Are Remote DBA services typically contracted or pay as you go?
This largely depends on the provider; it can be done both ways. Our particular way of doing it is having a very flexible contract where you can move up or down in terms of hours or resources. Most providers offer some sort of contract so that you can maintain predictability in staffing and quality.
Do you only provide services for Oracle or also SQL?
This presentation was largely based on Oracle, but we have a very large DBA base with experience in SQL. Most organizations have both databases, as growth almost never happens organically – so we have developed skills in both Microsoft and Oracle to service both.
We have a highly customized environment and it’s difficult for us to operate with standard code. What do you propose for this?
We have a staff that is highly knowledgeable and with technical expertise not only with Oracle DB but many other products such as SOA, Fusion, SSO, Oracle Access Manager, WebCenter, Demantra, Integrator, LADP, etc. We can help with all of the Oracle products out there.

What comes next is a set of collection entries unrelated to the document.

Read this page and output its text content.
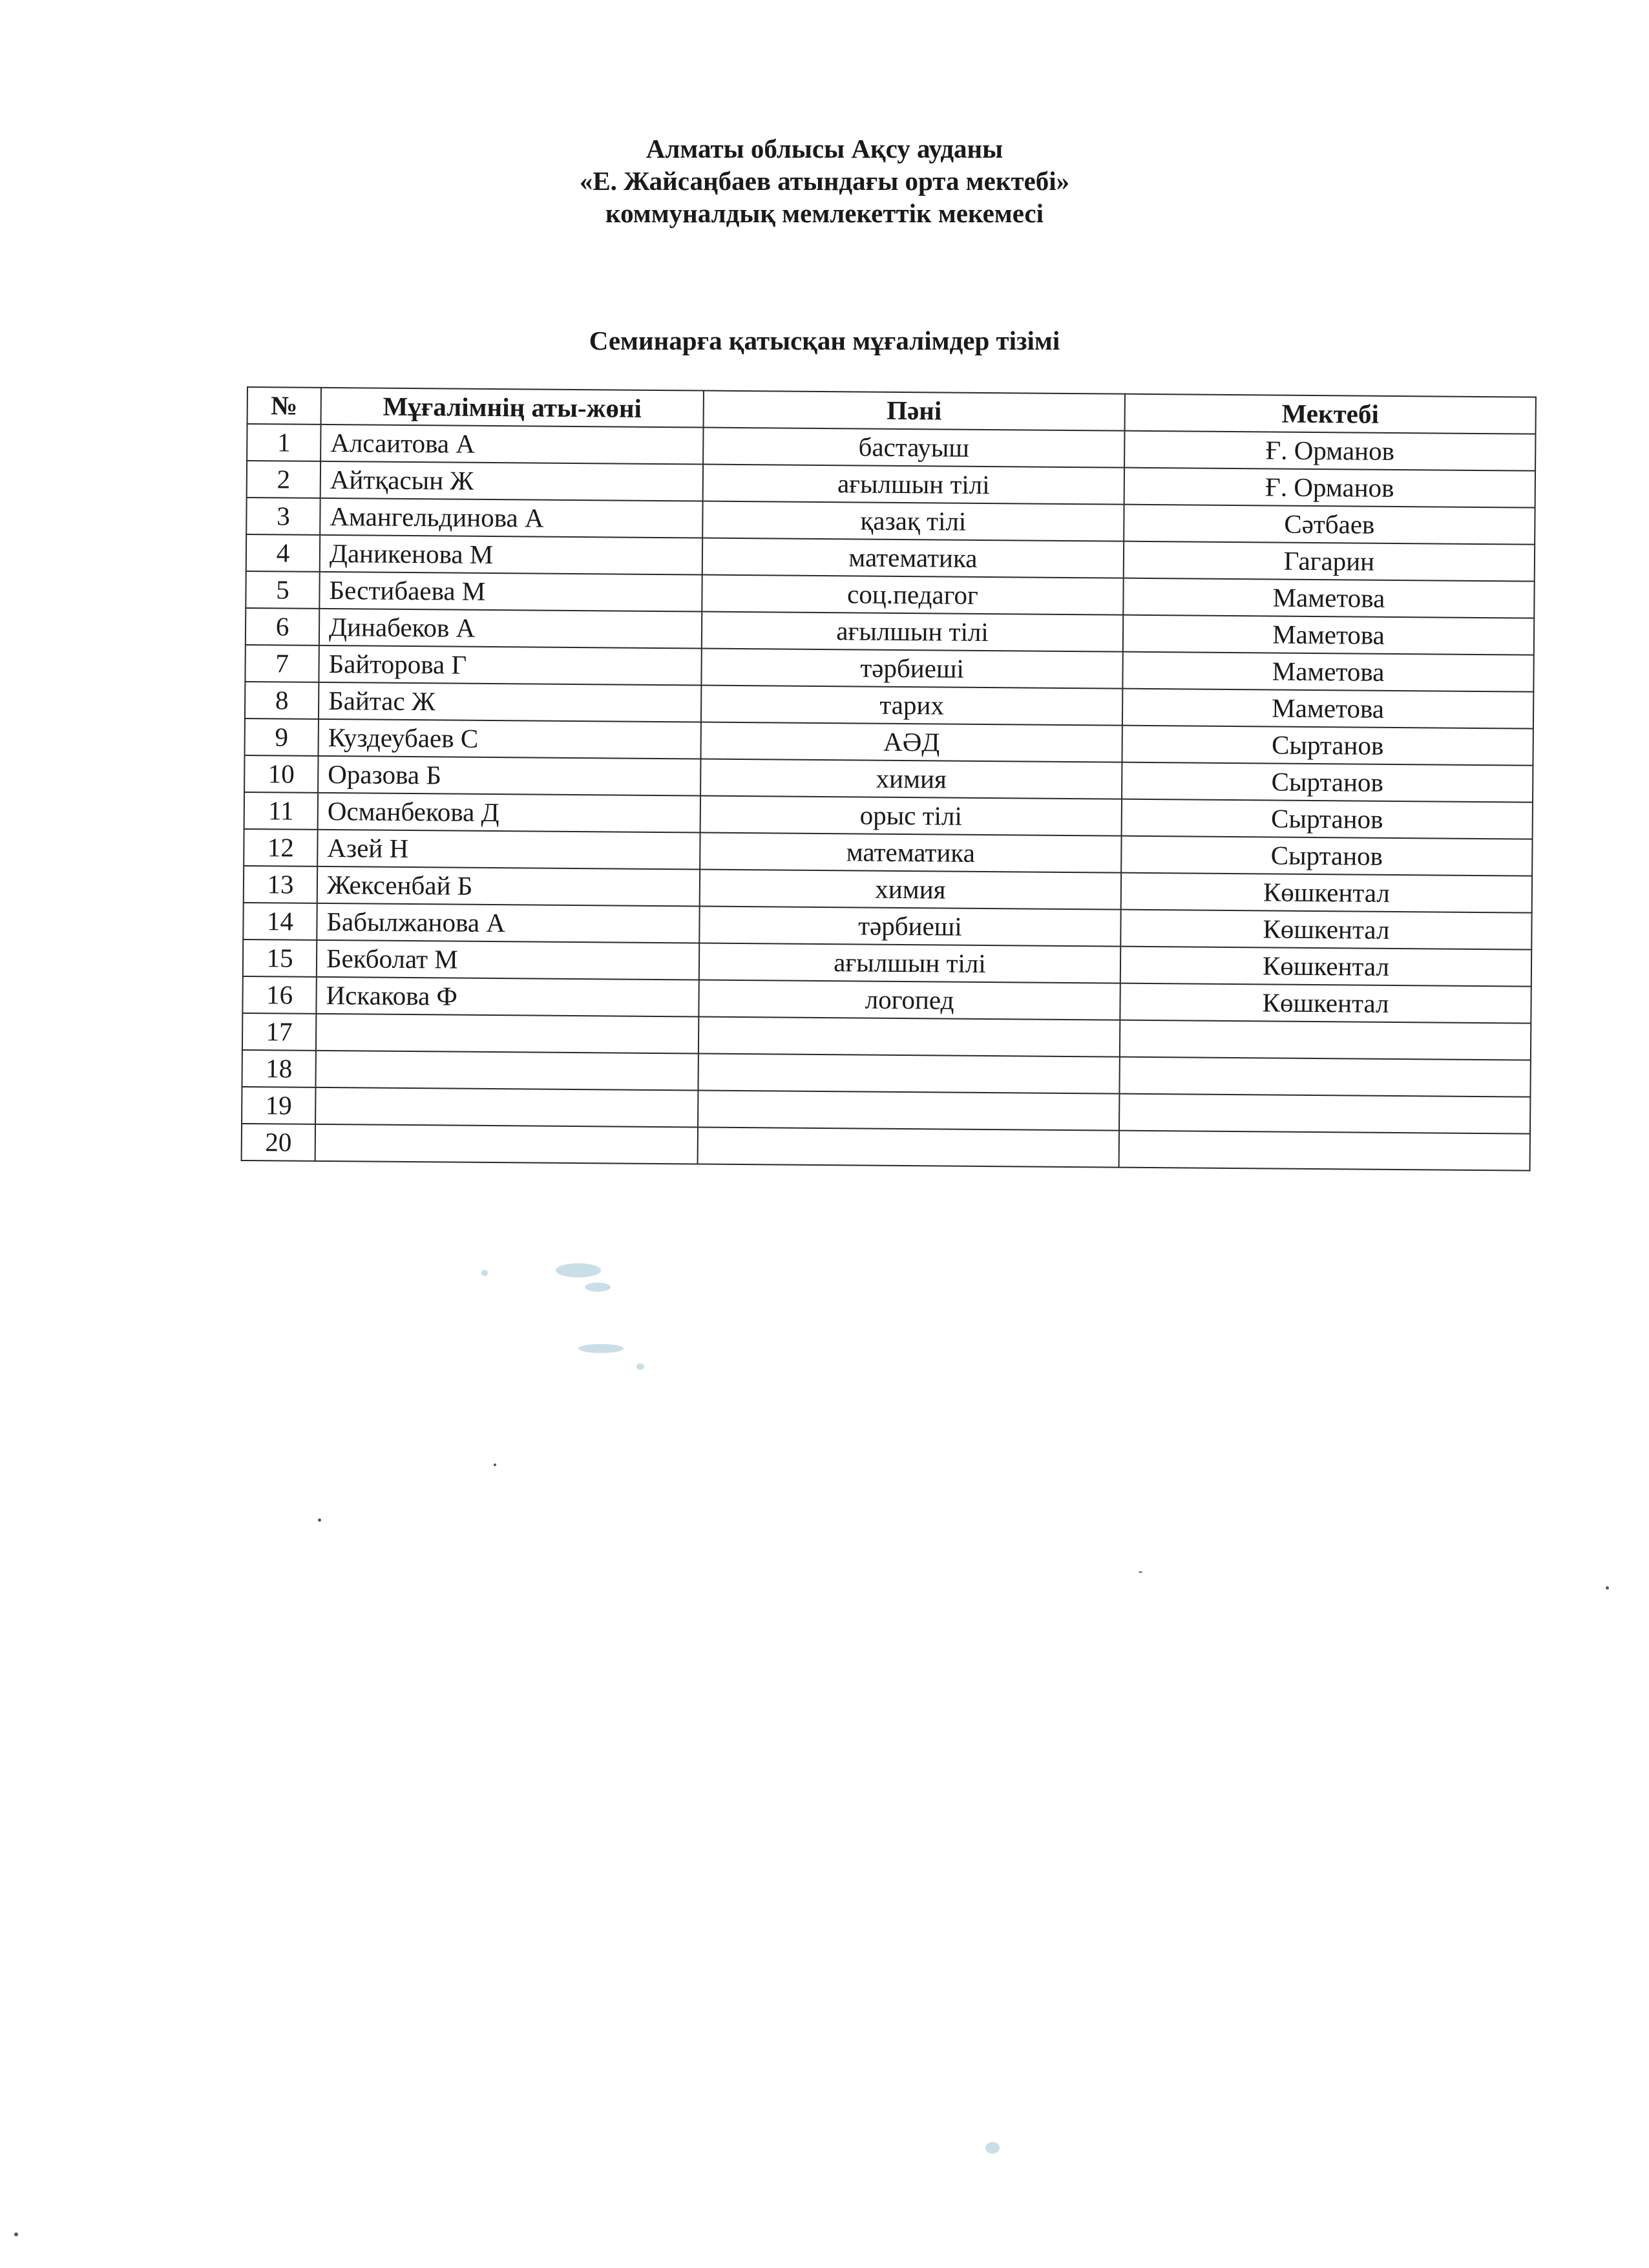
Алматы облысы Ақсу ауданы
«Е. Жайсаңбаев атындағы орта мектебі»
коммуналдық мемлекеттік мекемесі
Семинарға қатысқан мұғалімдер тізімі
№	Мұғалімнің аты-жөні	Пәні	Мектебі
1	Алсаитова А	бастауыш	Ғ. Орманов
2	Айтқасын Ж	ағылшын тілі	Ғ. Орманов
3	Амангельдинова А	қазақ тілі	Сәтбаев
4	Даникенова М	математика	Гагарин
5	Бестибаева М	соц.педагог	Маметова
6	Динабеков А	ағылшын тілі	Маметова
7	Байторова Г	тәрбиеші	Маметова
8	Байтас Ж	тарих	Маметова
9	Куздеубаев С	АӘД	Сыртанов
10	Оразова Б	химия	Сыртанов
11	Османбекова Д	орыс тілі	Сыртанов
12	Азей Н	математика	Сыртанов
13	Жексенбай Б	химия	Көшкентал
14	Бабылжанова А	тәрбиеші	Көшкентал
15	Бекболат М	ағылшын тілі	Көшкентал
16	Искакова Ф	логопед	Көшкентал
17			
18			
19			
20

In the case that the service provider has both offshore and onshore resources, do we get to pick where the resources come from?
This depends on the provider. At IT Convergence we adapt our offer to what you’re looking for – we can provide 100% onshore resources or 100% offshore ones, it depends on what your requirements are and your desire for costs, as there will be a cost difference. One of the most effective ways of doing this is our approach of right-shoring, were we deploy a blend of onshore, near-shore and offshore resources for the lower level activities to help keep the costs down so you get the best of both words.
In the event a provider has onshore, nearshore and offshore resources, can we pick where the resources we utilize come from?
Yes, generally you can pick where the resources come from. Cost is usually the major difference between those resources so both budget and scope of work are important to take into consideration when making this decision. Perhaps the best solution to this is putting together a blend of all of those resources in a project so that all of the benefits of each of those geographies is available as a customer.